James Bond Vol. 1: VARGR
Written by Warren Ellis
Illustrated by Jason Masters
Published by Dynamite Entertainment
ISBN: 9781606909010 | Price $19.99
Release date: June 22, 2016

Those fans of 007 may not have gotten all they wanted from Daniel Craig’s most recent performance of the MI-6 agent in Spectre last year, but may very well be delighted at what Warren Ellis has been able to do in the comic series from Dynamite.

Ian Fleming Publications and the Fleming Estate commissioned Ellis to approach the character for comics stemming from a licensing deal with Dynamite. The first story art is collected here in one volume, VARGR. Currently on stands is Ellis’ second arc with artist Jason Masters. More writers and artists including Andy Diggle (Green Arrow) will be brought on later this year to fill out more of 007’s modern comic continuity.

This first story arc collected in the hardcover volume of VARGR reads like a good Fleming novel or Broccoli-produced film of the modern age.

No, our Bond isn’t shaking and stirring Vespers, preferring the Fleming-approved Kentucky bourbon to the martini, and the comic book James Bond is more traditional looking (read: not blonde)!. In fact, Master’s agent carries himself tall and cocksure, svelte and monotone. Ellis brings to life all we expect from a great James Bond tale, from new Q gadgets to flirting with Moneypenny.

Who better than Warren Ellis to chronicle the adventures of a 00 agent? His intricate knowledge of military history and espionage research pays off here. This is a movie, essentially, in the form of a six issue story.

When Londoner punks start dying off because their blow has been stepped on by an evil German scientists, Bond is saddled with getting to the bottom of this nasty drug trade. 008 has been murdered, and Bond is left to pick up the pieces of 008’s caseload.

In order to justify the 00 program to his higher ups, M must put Bond in harm’s way, but not without some handicaps. Bond isn’t allowed to travel with his guns because of new British regulations, but is able to meet up with his Walther P99 on his rendezvous. The tête-à-tête between the Quartermaster (Q!) is of course hilarious and full of mutual ego jabs.

After arriving in Berlin and the Berlin office, Bond quickly susses out that not everyone is as they seem and faces dangerous enemies that operate with the help of robotic enhancements.
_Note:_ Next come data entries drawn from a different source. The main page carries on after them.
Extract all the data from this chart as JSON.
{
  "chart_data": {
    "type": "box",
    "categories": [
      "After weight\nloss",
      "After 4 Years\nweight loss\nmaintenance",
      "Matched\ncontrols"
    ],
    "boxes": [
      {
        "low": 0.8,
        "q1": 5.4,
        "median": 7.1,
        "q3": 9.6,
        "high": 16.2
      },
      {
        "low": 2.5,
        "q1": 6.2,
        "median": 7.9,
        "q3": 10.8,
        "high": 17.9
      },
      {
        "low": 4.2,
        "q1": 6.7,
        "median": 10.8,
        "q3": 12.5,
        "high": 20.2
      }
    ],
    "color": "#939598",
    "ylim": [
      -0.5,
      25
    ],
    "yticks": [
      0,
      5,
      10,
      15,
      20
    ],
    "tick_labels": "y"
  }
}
Clues lead Bond to discovering the secrets of the tainted drugs and the cyborg hands but not without blood being shed on both sides.

You’ll see Q’s deadly bullet designed for maximum exit wounds in action, and it should be noted that a great storytelling device is used by Ellis and Masters during the fight scenes. Fight scenes are typically very broad, splash-page type affairs that can be difficult to follow. These guys zoom in on the action and the cartooning allows for the action to be read very easily.

A favorite little trick used are cutout panels showing X-ray versions of punches impacting (fist to elbow bones — yeee-ouch!) and bullets entering and exiting the body. Very cool and unique stuff. It is on par with the Samnee/Waid Daredevil storytelling for Matt’s radar sense.

Our main badman fulfills the checklist of great Bond villains. He’s got a weird thing (robot hands)!, he may have started out leaning toward the light but somewhere along the line things got tainted for him. The third act reveals of what true evil is capable of as our villain explains his plan is very cinematic and on an unexpected playing field. I don’t want to mention that the story unintentionally borrows from some story elements of Batman v Superman but that has to be chalked up to pure coincidence. (No, it isn’t Martha.)

Reading the collection was a better experience for me than it was waiting for the issues, but regardless if you can experience this book, please do. Spy fans will love it! If you can’t wait for the rumored reboot of Goldeneye for your next generation console, get your fix here with the Fleming-blessed Dynamite James Bond 007 books.

As a regular Wednesday comic store buyer, I was glad I took a chance on this and will continue to recommend this sleeper book. Hopefully with more stories and mini-series planned, the James Bond comics will be a shot in the arm for a great smaller publisher like Dynamite. With Bond and Ellis they have a perfect match of creator and content and the success of this paring should be at the top of everyone’s reading list.